To remove the lease as an exception to the title, title insurance companies normally require the lease term to be expired and an affidavit from the fee owner that no activity is occurring and that they have not been receiving any payments under the terms of the lease.  If the lease has not expired, or the mineral rights were a fee conveyance, it may pose a problem for subsequent purchasers and financing.  If this occurs, an affirmative language is included that the surface rights and any improvements will not be affected.  This language usually is satisfactory to the purchaser(s) and the secondary market.
What about partial mineral ownership and pooling?
In some cases, more than one party may own minerals under a parcel of land. Even if some of the mineral owners do not want to drill, state law allows that the mineral interests may still be developed.  In response to citizen concerns, some states legislatures enacted statutes mandating a written disclosure to home buyers that the natural resources located underneath the properties that they are about to purchase may be owned and accessed by someone else.
Mineral rights may or may not be held by the same owner as the surface rights. A previous owner may have “severed” all or part of the minerals from the surface.  If a surface owner does not know whether he or she owns any or all of the mineral rights the first places they should look are their deed and title insurance policy. These are not definitive but will be a good starting place. To be absolutely sure it will be necessary to have an attorney do a Title Opinion.

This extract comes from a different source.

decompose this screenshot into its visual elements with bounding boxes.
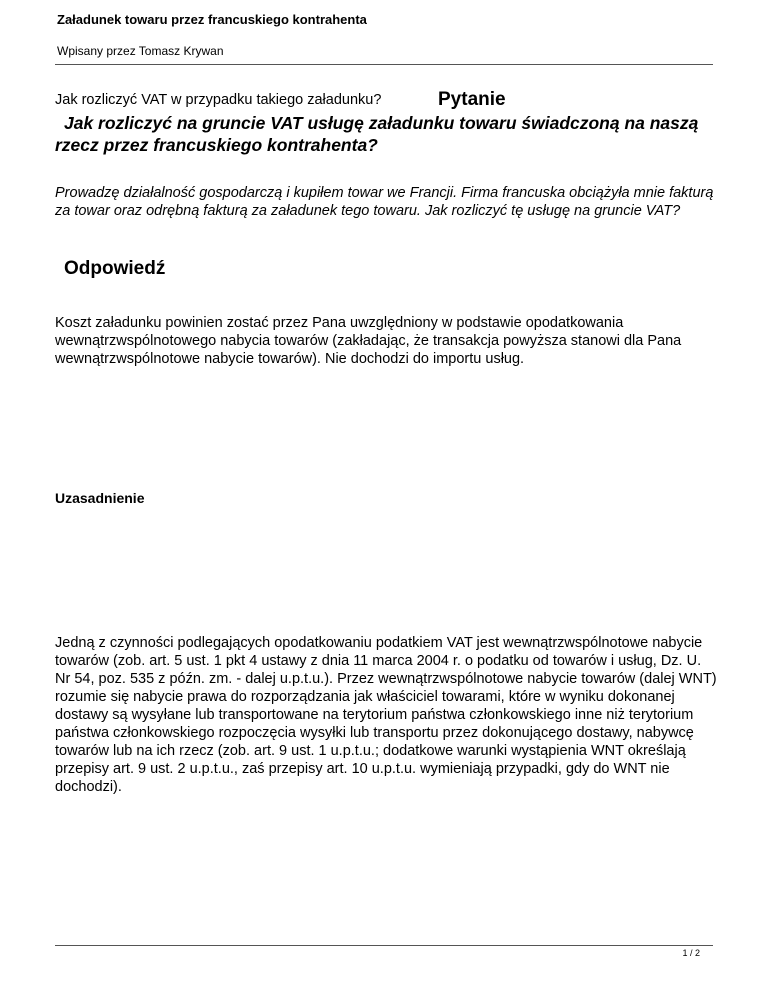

What are surface damage/disruption payments?
Most states’ laws state that while developing oil and gas reserves is necessary, surface owners must be justly compensated for damages to the property caused by drilling and other activities.  When determining damages, consideration must be given to how long the oil and gas activity will be present.

Damages must be paid for:

·         Loss of agricultural production and income;
·         Lost land value;
·         Lost value of improvements

The neighbors also are entitled for damages to their land, lost land value, nuisance, trespass, noise pollution, and so on.  As we have recently reported, juries across the United States have awarded nuisance damages to surface owners affected by the oil & gas drilling activities.